My favorite is the chocolate cookie with peanut butter chips, but I would happily eat any of them, even the oatmeal raisin.
These also make great gifts for people at home if you can keep from eating them yourself.
The Harlem location tends to have a much shorter line, but it is a little out of the way for most tourists.
110th street to 59th street and 8th Ave to 5th Ave
If you stay in the upper west and upper east side of the city, Central Park is never very far away. This enormous green space is a great place to visit with your kids. There are multiple playgrounds in the park, a zoo, lakes, lots of rocks to climb, and plenty of room to run around. All of this is in a city where it is sometimes hard to find elbow room.
Be warned, Central Park is huge! It would take days to explore all of the park. I suggest that you decide what you want to see and combine it with another activity in the Upper West or Upper East sides.
I recommend Belvedere Castle, Victoria gardens, and Heckscher playground for the kids. There are always activities going on in the park.

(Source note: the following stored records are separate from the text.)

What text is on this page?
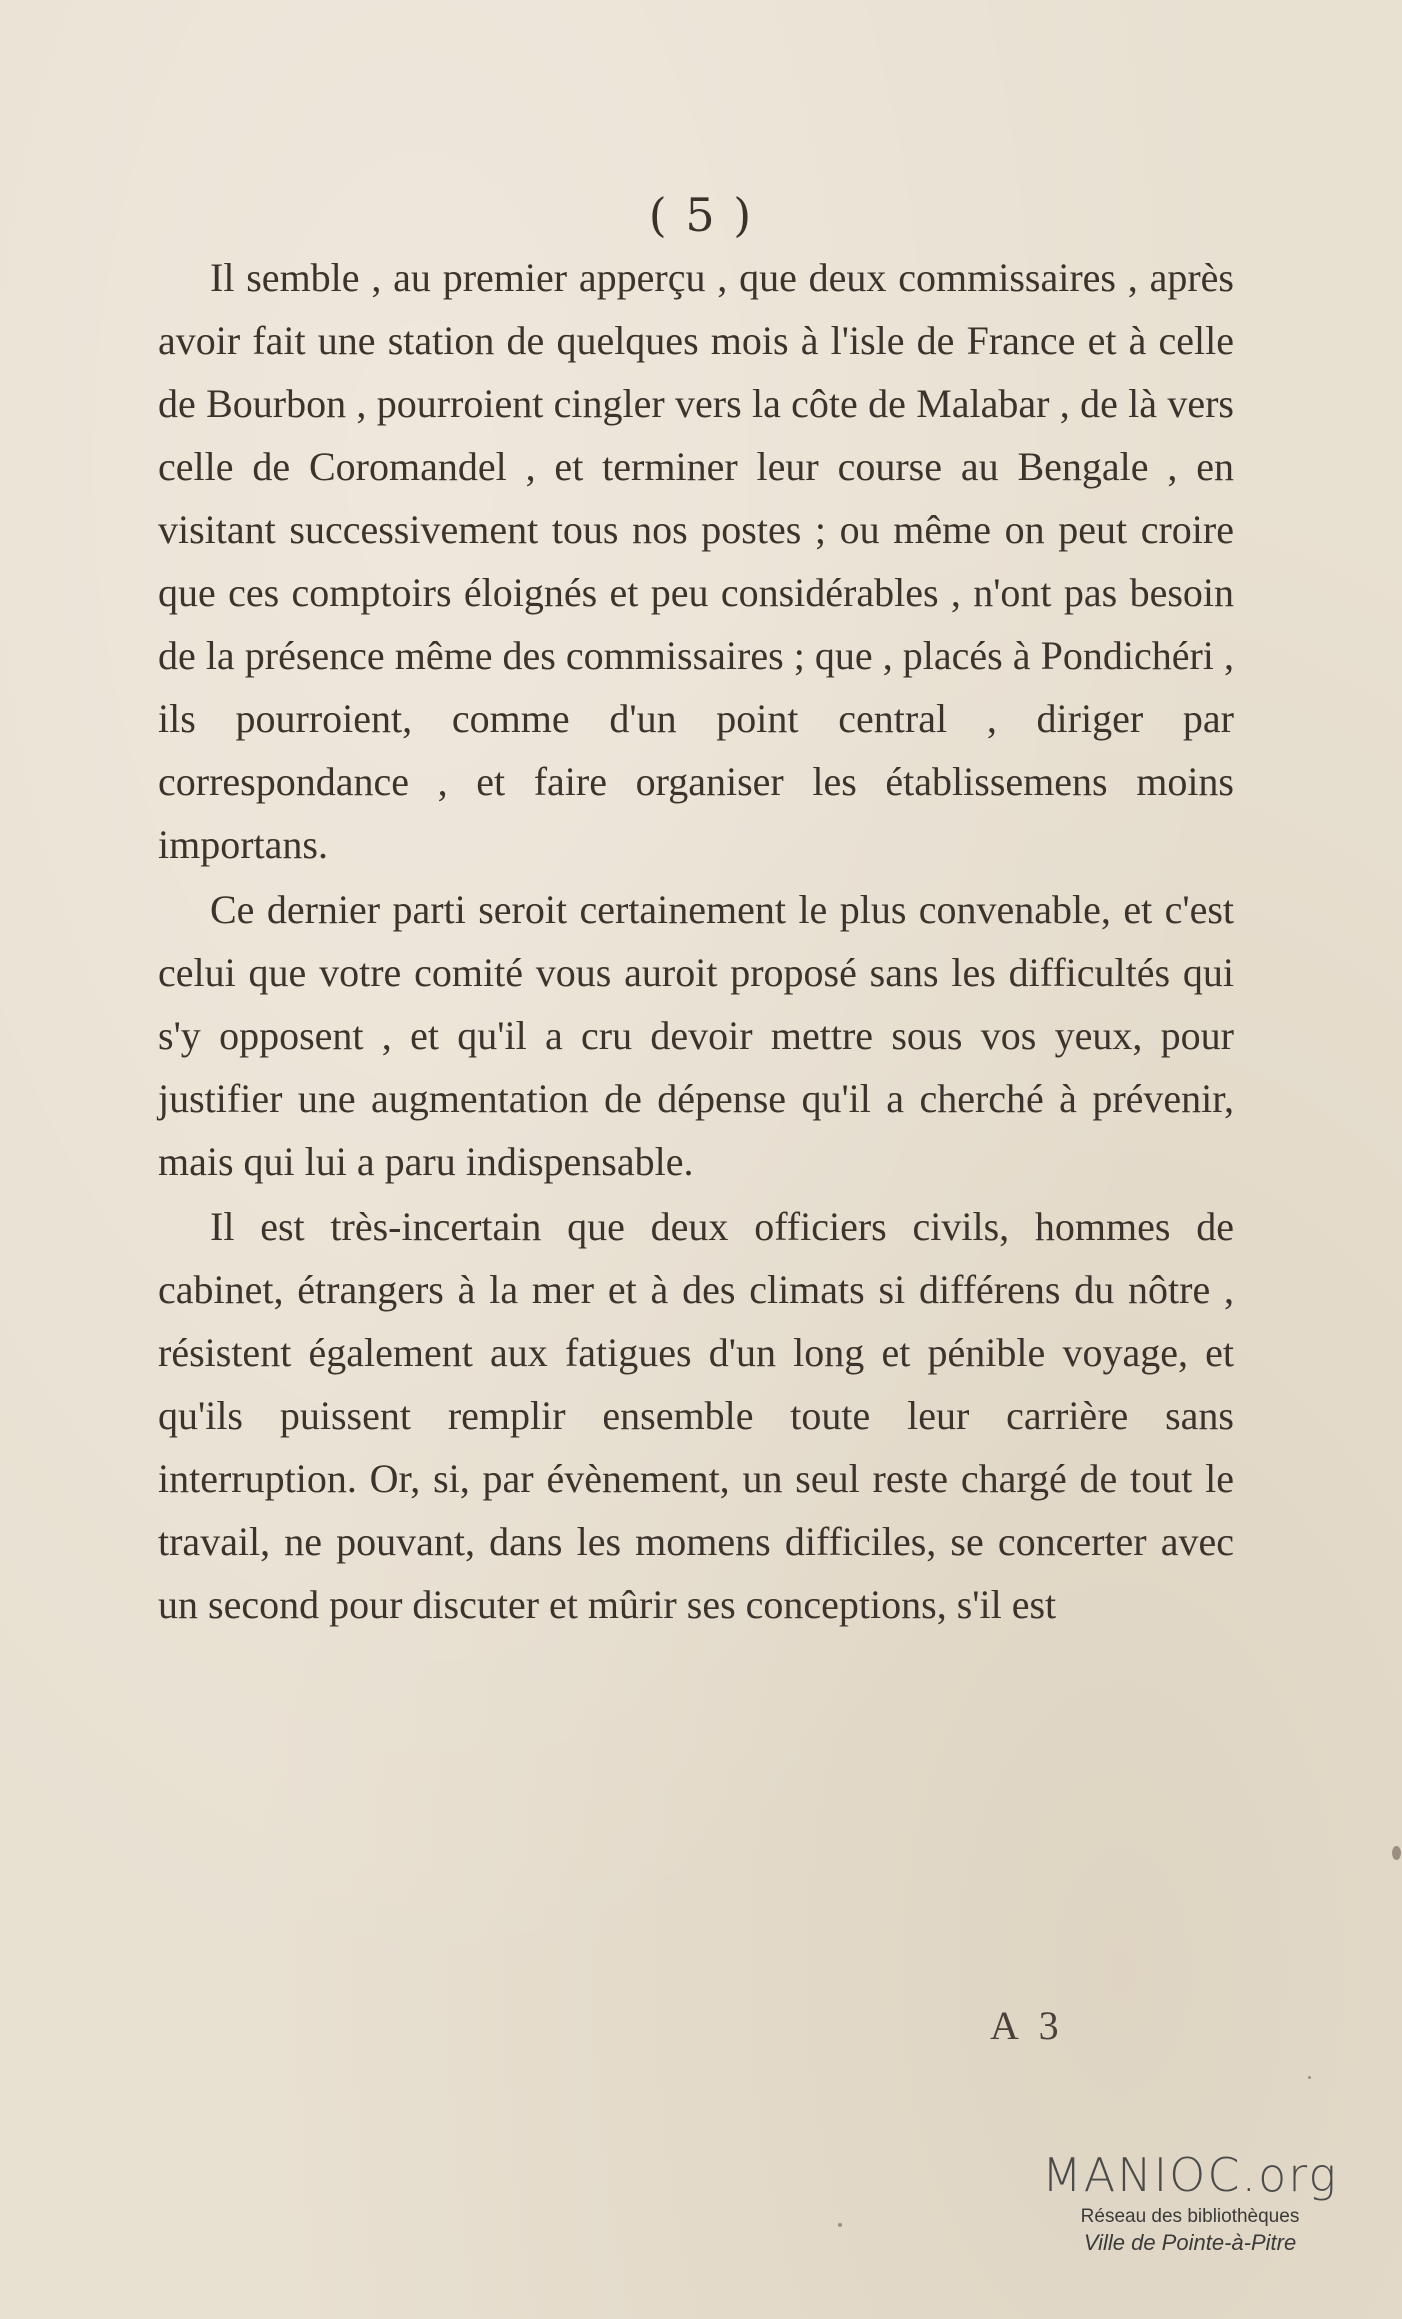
( 5 )

Il semble , au premier apperçu , que deux commissaires , après avoir fait une station de quelques mois à l'isle de France et à celle de Bourbon , pourroient cingler vers la côte de Malabar , de là vers celle de Coromandel , et terminer leur course au Bengale , en visitant successivement tous nos postes ; ou même on peut croire que ces comptoirs éloignés et peu considérables , n'ont pas besoin de la présence même des commissaires ; que , placés à Pondichéri , ils pourroient, comme d'un point central , diriger par correspondance , et faire organiser les établissemens moins importans.

Ce dernier parti seroit certainement le plus convenable, et c'est celui que votre comité vous auroit proposé sans les difficultés qui s'y opposent , et qu'il a cru devoir mettre sous vos yeux, pour justifier une augmentation de dépense qu'il a cherché à prévenir, mais qui lui a paru indispensable.

Il est très-incertain que deux officiers civils, hommes de cabinet, étrangers à la mer et à des climats si différens du nôtre , résistent également aux fatigues d'un long et pénible voyage, et qu'ils puissent remplir ensemble toute leur carrière sans interruption. Or, si, par évènement, un seul reste chargé de tout le travail, ne pouvant, dans les momens difficiles, se concerter avec un second pour discuter et mûrir ses conceptions, s'il est

A 3
MANIOC.org
Réseau des bibliothèques
Ville de Pointe-à-Pitre
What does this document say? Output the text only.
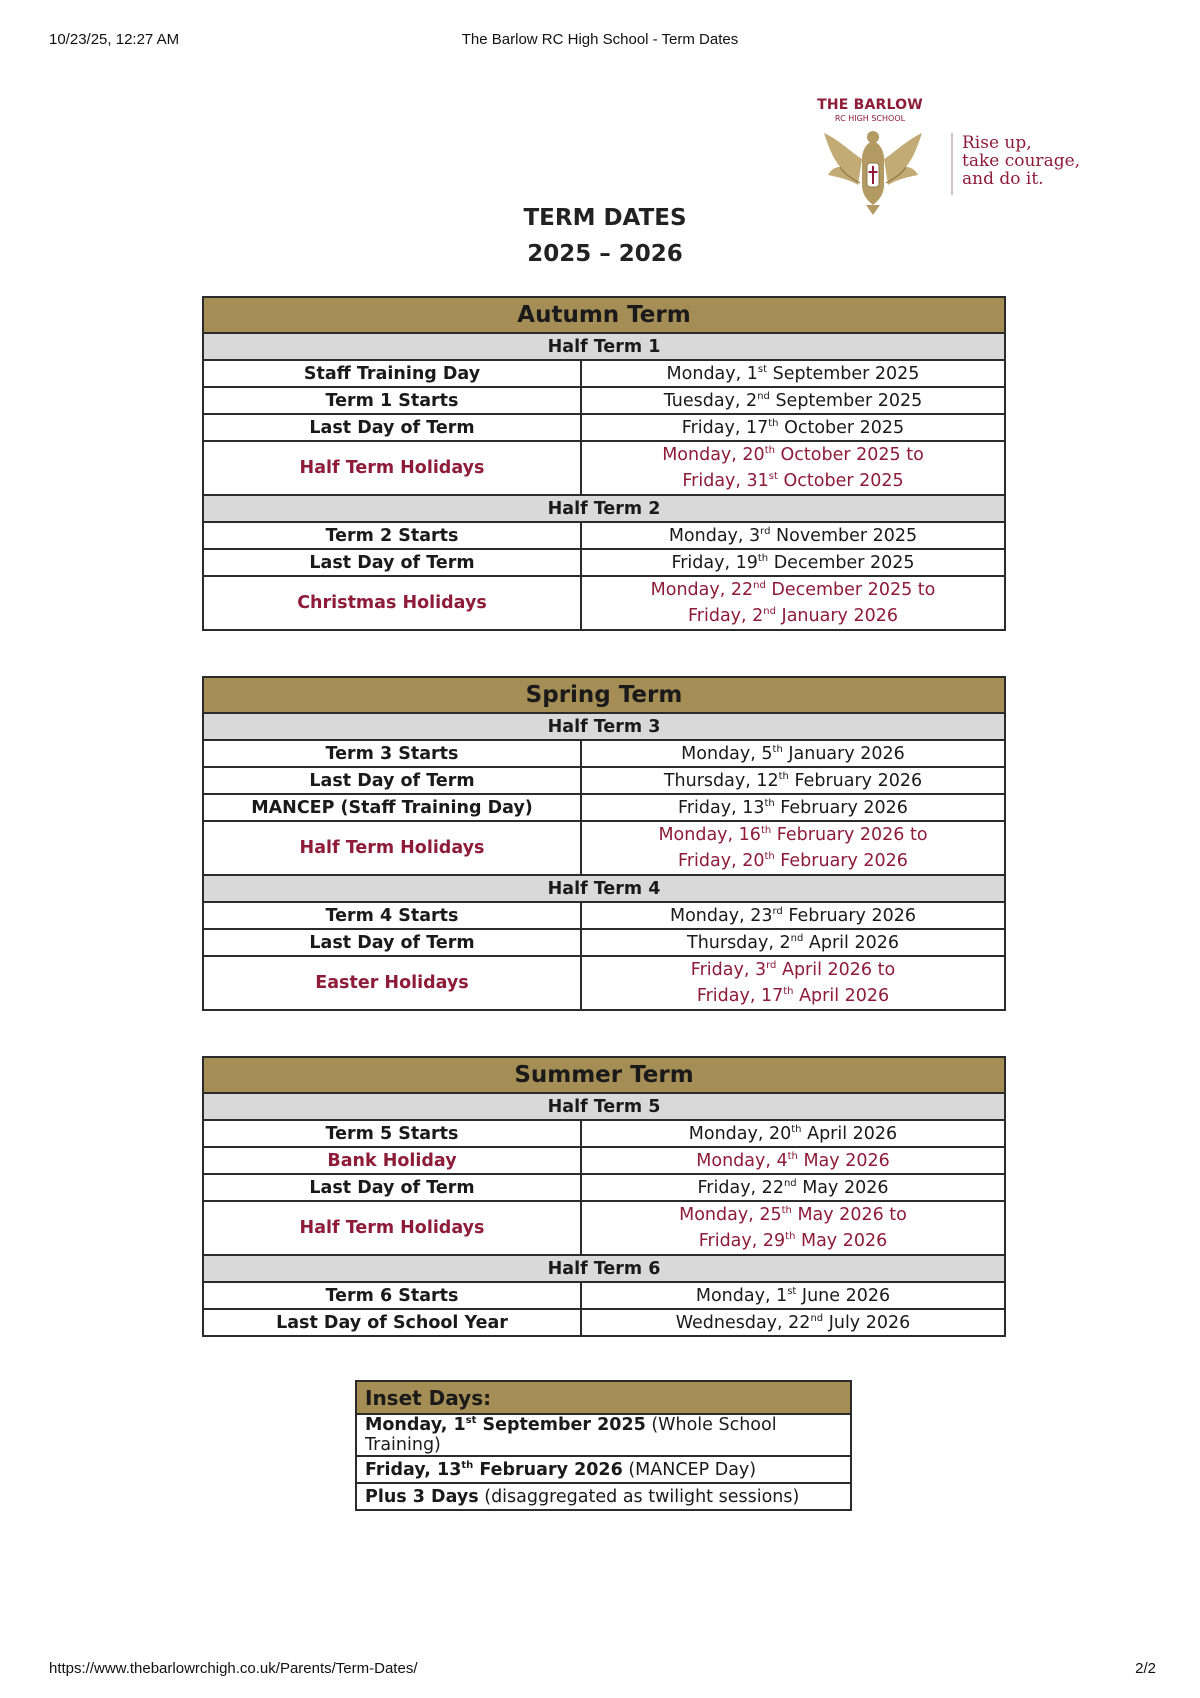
10/23/25, 12:27 AM	The Barlow RC High School - Term Dates
THE BARLOW
RC HIGH SCHOOL
Rise up,
take courage,
and do it.
TERM DATES
2025 – 2026
Autumn Term	
Half Term 1	
Staff Training Day	Monday, 1st September 2025

Term 1 Starts	Tuesday, 2nd September 2025

Last Day of Term	Friday, 17th October 2025

Half Term Holidays	Monday, 20th October 2025 to
Friday, 31st October 2025

Half Term 2	
Term 2 Starts	Monday, 3rd November 2025

Last Day of Term	Friday, 19th December 2025

Christmas Holidays	Monday, 22nd December 2025 to
Friday, 2nd January 2026
Spring Term	
Half Term 3	
Term 3 Starts	Monday, 5th January 2026

Last Day of Term	Thursday, 12th February 2026

MANCEP (Staff Training Day)	Friday, 13th February 2026

Half Term Holidays	Monday, 16th February 2026 to
Friday, 20th February 2026

Half Term 4	
Term 4 Starts	Monday, 23rd February 2026

Last Day of Term	Thursday, 2nd April 2026

Easter Holidays	Friday, 3rd April 2026 to
Friday, 17th April 2026
Summer Term	
Half Term 5	
Term 5 Starts	Monday, 20th April 2026

Bank Holiday	Monday, 4th May 2026

Last Day of Term	Friday, 22nd May 2026

Half Term Holidays	Monday, 25th May 2026 to
Friday, 29th May 2026

Half Term 6	
Term 6 Starts	Monday, 1st June 2026

Last Day of School Year	Wednesday, 22nd July 2026
Inset Days:
Monday, 1st September 2025 (Whole School Training)
Friday, 13th February 2026 (MANCEP Day)
Plus 3 Days (disaggregated as twilight sessions)
https://www.thebarlowrchigh.co.uk/Parents/Term-Dates/	2/2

Check out this info about Central Park and its activities
Plan on an hour or two.
Things to do Uptwon
Cloisters and Fort Tryon Park
99 Margaret Corbin Dr. New York, NY
The Cloisters is an art museum built in a medieval Italian style. The art here is partly what is on the walls and pedestals and partly the museum itself. The two flow together so harmoniously it’s hard to tell where one starts and the other ends. (The name The Cloisters comes from the locations of the art finds in Europe, not the building itself.) The art collection was sold to John D. Rockefeller in 1925 (see Kykiut), and The Cloisters was built in Fort Tryon Park in the most Northern part of Manhattan.
The Cloisters is personally my favorite museum in New York, and the only art museum that has interested my kids. They like the labyrinthine aspect of The Cloister’s and the fact that when they are done with art they can run around in Fort Tryon Park.
Plan on 30 minutes with kids or an hour or two without.